Ely Trail discovered

I posted the Morning Prayer link to WhatsApp before 'Thought for the Day' this morning and then fell asleep listening to the news. Negotiations between Russia and Ukraine are getting nowhere. It's thought that Russia will try to break the stalemate by using chemical weapons as it did in Syria, and even heavier weapons. What more can western allies safely do to avoid all out war? Is it unavoidable, as long as Putin won't back down? The Russian people are being lied to and protest extinguished forcibly and the true situation covered with lies. Going to sleep during the news is getting to be a habit, perhaps because it's so hard to listen to. 

After breakfast I joined ten others at St John's for the Eucharist plus a cuppa and a chat afterwards. While Clare cooked our favourite fish pie dish for lunch, I worked on next week's Morning Prayer upload, and completed it after we'd eaten. Then I went for a walk to Sanitorium Park, somewhere I've not explored before, but I learned from another walker some time ago that a footpath starts there that runs alongside the river Ely.

Finding the way into the park wasn't easy as there were no signposts to it from the main road. Google Maps directions were unclear to the point of being misleading. To find the entrance gates it was necessary to go to the far end of a newish housing estate. There's a circular children's playground inside a large circle of grass fringed with trees. Beyond the trees, the river Ely and the woodland of the Leckwith escarpment. 
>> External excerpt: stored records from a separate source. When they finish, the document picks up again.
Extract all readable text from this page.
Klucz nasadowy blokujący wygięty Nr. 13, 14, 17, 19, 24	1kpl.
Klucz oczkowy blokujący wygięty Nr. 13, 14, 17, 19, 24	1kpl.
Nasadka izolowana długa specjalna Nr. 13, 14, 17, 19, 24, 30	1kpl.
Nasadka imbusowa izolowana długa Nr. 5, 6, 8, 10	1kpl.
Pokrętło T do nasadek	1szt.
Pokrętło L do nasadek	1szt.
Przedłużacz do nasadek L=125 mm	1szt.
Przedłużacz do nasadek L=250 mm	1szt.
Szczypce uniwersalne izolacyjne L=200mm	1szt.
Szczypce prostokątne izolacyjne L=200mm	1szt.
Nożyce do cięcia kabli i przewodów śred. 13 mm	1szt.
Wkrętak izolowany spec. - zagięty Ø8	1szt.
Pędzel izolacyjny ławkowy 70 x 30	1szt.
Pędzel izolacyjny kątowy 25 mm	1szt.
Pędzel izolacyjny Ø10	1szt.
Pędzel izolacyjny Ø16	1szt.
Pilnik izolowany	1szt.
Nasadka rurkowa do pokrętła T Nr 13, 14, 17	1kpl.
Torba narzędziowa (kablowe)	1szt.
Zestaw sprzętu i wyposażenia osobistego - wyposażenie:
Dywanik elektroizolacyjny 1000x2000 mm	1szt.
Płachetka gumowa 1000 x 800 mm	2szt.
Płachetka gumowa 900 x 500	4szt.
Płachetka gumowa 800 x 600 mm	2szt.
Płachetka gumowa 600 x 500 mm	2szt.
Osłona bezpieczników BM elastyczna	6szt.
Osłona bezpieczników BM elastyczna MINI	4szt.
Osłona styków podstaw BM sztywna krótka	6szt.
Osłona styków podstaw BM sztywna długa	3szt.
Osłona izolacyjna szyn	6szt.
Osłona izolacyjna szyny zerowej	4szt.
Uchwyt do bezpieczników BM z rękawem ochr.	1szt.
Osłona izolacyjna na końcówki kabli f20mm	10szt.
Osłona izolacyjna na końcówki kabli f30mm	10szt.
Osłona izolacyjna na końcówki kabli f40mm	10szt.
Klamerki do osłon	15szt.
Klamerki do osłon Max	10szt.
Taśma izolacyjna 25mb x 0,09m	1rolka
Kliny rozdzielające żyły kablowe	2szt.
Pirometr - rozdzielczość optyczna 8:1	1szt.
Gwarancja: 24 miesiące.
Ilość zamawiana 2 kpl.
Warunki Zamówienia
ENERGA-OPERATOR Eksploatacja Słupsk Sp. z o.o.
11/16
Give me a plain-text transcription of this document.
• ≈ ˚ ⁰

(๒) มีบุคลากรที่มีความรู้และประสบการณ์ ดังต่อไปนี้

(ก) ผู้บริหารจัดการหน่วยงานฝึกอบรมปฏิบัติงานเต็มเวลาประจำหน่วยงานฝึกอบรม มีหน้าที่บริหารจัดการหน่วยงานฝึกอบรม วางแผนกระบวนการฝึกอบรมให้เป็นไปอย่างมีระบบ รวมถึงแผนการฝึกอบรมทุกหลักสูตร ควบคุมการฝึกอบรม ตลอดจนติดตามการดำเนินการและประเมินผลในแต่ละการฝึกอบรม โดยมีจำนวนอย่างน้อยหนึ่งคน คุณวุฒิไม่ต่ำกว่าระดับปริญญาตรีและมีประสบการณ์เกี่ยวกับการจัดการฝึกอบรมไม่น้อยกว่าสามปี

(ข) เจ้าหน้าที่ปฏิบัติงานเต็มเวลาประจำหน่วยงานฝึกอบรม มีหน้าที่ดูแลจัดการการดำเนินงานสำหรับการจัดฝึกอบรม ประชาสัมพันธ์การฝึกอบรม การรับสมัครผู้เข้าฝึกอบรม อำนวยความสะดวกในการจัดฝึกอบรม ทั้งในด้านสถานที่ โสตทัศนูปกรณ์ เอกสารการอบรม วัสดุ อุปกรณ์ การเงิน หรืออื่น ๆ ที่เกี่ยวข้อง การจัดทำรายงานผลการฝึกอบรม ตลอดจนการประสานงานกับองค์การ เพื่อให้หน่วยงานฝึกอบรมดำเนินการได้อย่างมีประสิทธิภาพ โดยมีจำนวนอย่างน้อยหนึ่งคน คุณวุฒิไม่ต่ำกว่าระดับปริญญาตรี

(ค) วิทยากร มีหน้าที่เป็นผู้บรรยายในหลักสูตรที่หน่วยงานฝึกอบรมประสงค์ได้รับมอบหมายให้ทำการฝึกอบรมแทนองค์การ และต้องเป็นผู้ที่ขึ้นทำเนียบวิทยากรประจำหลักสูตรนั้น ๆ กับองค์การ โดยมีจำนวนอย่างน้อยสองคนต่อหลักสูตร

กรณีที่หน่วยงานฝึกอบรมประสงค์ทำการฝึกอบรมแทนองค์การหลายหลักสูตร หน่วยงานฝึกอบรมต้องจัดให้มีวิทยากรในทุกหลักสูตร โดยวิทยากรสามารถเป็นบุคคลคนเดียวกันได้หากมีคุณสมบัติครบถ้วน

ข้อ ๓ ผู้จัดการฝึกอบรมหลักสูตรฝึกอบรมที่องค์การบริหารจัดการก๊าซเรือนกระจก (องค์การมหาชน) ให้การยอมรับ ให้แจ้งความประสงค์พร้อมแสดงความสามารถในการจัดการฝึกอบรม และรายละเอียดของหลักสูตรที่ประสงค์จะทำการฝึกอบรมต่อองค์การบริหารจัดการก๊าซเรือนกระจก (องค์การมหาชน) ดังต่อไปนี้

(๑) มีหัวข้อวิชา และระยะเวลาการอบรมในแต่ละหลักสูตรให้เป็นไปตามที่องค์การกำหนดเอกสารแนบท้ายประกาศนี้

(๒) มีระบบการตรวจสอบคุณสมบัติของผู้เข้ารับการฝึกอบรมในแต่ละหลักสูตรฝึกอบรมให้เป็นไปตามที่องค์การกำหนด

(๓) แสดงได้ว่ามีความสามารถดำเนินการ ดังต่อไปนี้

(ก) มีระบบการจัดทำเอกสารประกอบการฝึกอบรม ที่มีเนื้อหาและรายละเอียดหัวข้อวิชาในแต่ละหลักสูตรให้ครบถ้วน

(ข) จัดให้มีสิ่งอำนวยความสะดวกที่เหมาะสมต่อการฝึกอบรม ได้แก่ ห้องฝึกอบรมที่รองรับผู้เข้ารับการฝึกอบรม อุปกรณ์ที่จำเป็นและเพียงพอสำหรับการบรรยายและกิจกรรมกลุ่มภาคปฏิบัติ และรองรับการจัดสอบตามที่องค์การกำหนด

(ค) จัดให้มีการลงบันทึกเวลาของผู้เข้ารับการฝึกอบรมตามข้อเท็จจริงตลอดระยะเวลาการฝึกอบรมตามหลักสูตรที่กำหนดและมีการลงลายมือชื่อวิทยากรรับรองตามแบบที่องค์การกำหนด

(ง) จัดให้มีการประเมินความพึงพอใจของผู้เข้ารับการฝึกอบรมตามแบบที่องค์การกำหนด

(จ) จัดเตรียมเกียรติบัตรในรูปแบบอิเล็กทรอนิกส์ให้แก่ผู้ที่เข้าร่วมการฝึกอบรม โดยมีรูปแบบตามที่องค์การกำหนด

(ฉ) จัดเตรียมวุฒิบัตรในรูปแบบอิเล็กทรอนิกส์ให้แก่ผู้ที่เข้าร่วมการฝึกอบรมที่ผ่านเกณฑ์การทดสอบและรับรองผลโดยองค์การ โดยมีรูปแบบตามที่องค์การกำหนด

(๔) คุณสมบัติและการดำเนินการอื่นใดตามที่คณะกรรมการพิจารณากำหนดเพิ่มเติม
I walked down to the river and followed the footpath down to the bottom of Leckwith Hill, then headed for home alone the road that connects the Leckwith trading estate with Canton. Beneath the concrete flyover bridge dating from 1935 that takes the Leckwith hill road over the river, there's a narrow stone bridge crossing the Ely dating back to 1536. Although a grade two listed building, it needs repair. Some parapet stones have suffered damage from vehicles crossing over to reach small industrial buildings on the west bank. The juxtaposition of these two bridges built four centuries apart reminded me of similar sites I seen in in Spain, ancient stone bridges of similar design overshadowed by concrete ones dating from the thirties. It's the crossing place itself which has an even longer history. 

Clare went out to RWCMD for a Welsh language play. There wasn't much of interest to watch on telly, so I found a rather quirky German crimmie series called '23 Murders' to watch on More Four.